Tiergesundheit

Schweinehaltung: Tiergesundheit überprüfen

Tiergesundheit
Anja Rostalski, TGD
am Freitag, 02.08.2019 - 17:06

Schwanzbeißen hat viele Ursachen. Um es zu vermeiden sollte im Rahmen der eigenbetrieblichen Risikoanalyse auch der Gesundheitsstatus überwacht werden.

Auf einen Blick

  • Die Ursachen von Kannibalismus in Form von Ohren- und/oder Schwanzbeißen sind bei Schweinen vielfältig und können von Durchgang zu Durchgang verschieden sein.
  • Akutes Schwanz- und Ohrenbeißen kann jederzeit als Folge eines Krankheitsgeschehens auftreten. Daher ist die regelmäßige Beurteilung der Tiergesundheit nicht zu vernachlässigen.
  • Regelmäßige Besuche des Hoftierarztes ermöglichen die Beurteilung des Bestandes im Vier-Augen-Prinzip.
  • Ein einzelnes deutlich verbissenes Tier kann bereits ein Symp­tom für ein größeres Problem in der ganzen Gruppe sein.

Seminare zum Thema

Tiergesundheit

Im Bereich Tierschutz gibt es viele aktuelle Fragen und die meisten Unsicherheiten. Themen wie Nottöten, Transport von Schlachtschweinen, Umgang mit kranken und verletzten Tieren, Saugferkelkastration oder Tierschutzindikatoren am Schlachthof sind dafür gute Beispiele.

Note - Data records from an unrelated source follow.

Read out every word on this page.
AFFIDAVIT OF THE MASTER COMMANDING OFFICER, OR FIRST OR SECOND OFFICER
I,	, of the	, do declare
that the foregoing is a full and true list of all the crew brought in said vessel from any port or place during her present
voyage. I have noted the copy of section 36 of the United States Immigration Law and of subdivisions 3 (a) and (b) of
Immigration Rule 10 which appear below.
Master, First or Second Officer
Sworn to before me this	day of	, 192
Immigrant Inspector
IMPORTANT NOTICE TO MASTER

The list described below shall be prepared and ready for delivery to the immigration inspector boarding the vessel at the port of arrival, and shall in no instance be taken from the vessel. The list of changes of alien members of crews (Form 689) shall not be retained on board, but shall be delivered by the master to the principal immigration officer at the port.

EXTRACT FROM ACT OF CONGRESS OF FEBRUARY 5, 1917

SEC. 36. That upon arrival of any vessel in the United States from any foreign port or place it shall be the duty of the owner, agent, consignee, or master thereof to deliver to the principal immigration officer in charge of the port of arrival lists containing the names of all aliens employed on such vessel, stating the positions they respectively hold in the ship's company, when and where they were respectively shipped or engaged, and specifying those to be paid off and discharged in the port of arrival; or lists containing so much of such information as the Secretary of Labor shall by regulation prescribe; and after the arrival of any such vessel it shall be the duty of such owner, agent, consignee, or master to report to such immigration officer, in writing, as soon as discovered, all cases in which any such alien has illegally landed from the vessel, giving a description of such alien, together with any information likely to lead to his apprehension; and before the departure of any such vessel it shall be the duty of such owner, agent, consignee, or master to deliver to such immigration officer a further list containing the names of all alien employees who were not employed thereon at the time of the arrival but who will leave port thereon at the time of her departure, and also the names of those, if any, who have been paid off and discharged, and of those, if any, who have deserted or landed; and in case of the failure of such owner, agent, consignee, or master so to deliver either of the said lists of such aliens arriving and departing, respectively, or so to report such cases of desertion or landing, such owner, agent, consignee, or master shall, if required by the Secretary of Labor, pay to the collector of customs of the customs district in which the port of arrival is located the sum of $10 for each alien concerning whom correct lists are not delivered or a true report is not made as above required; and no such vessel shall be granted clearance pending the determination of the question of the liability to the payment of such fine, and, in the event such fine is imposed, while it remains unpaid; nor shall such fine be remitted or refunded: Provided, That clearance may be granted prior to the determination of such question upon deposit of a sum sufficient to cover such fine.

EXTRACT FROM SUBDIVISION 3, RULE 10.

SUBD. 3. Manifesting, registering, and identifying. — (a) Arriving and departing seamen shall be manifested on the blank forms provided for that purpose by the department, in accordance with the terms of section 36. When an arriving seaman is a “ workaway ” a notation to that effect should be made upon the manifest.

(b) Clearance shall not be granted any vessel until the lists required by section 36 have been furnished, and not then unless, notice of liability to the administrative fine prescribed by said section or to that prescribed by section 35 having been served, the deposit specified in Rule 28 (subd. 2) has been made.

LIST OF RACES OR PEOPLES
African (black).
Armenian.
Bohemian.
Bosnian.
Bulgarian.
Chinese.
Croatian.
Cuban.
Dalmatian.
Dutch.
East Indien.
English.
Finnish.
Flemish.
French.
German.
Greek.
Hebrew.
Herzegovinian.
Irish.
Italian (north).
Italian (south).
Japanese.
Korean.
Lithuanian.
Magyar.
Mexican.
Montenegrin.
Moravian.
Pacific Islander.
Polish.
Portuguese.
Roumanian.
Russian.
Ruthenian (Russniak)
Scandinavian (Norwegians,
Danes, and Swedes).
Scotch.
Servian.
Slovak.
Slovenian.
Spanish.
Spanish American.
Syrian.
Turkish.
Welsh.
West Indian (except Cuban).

Hierzu wurden in den letzten Jahren Gesetze geändert, Verordnungen erlassen und Leitfäden erarbeitet, die rechtlich bindend sind. Dies bedeutet, dass bisherige Arbeitsgewohnheiten geändert werden müssen. Das gilt auch für den Bereich Tiergesundheit, denn auch hier hat sich in den letzten Jahren einiges verändert.

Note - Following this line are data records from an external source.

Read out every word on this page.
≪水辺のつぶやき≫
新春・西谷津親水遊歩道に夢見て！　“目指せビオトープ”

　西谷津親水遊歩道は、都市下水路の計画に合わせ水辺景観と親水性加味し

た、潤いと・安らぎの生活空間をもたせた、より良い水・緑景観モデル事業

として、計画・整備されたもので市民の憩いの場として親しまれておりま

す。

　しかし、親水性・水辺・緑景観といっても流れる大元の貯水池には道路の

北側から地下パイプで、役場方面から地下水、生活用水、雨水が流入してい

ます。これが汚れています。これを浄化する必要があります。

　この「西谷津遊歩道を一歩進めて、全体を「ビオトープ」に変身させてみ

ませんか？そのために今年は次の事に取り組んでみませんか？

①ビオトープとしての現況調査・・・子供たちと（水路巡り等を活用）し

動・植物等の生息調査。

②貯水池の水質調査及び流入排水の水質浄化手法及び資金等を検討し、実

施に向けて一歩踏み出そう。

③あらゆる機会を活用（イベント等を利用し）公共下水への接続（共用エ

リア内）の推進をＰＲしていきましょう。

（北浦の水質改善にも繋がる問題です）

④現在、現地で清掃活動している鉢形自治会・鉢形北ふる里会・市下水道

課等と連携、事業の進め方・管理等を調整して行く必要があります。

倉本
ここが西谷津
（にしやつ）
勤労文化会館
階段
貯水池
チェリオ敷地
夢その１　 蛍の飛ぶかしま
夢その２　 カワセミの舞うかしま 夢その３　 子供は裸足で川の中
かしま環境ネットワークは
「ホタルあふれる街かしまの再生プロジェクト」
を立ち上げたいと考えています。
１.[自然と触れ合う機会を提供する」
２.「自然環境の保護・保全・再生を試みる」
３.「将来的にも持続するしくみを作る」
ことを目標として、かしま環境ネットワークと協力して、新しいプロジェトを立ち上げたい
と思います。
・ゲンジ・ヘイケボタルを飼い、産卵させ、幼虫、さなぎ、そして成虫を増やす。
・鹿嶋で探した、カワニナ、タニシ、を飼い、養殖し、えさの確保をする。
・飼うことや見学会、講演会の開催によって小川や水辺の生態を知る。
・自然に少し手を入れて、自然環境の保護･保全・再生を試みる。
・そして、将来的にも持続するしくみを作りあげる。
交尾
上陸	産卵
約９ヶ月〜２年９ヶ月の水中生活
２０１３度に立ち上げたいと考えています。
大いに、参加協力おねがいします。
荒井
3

Die 16. AMG-Novelle sowie die neue TäHAV(Verordnung über tierärztliche Hausapotheken) wurden von einer wahren Flut an neuen Impfstoffen und Impfprogrammen begleitet, mit dem Ziel, vor allem den Einsatz von Antibiotika zu minimieren. Entsprechend groß ist das Angebot seitens der pharmazeutischen Hersteller, die Landwirte direkt auf einem Seminar von den gesundheitsprophylaktischen Vorteilen einer Vakzinierung zu informieren.

Dabei handelt es sich aber nicht um eine reine Werbeveranstaltung, denn das Programm wird meist mit neuen wissenschaftlichen Erkenntnissen zum Krankheitsgeschehen oder anderen aktuellen Themen abgerundet. Im Anschluss gibt es, wie natürlich auch bei den staatlichen Fachzentren in Kringell oder Schwarzenau, Teilnahme-/bzw. Fortbildungsbescheinigungen, die im Rahmen der Risikoanalyse zum Aktionsplan Kupierverzicht in der Checkliste zu Gesundheit und Fitness angegeben werden können.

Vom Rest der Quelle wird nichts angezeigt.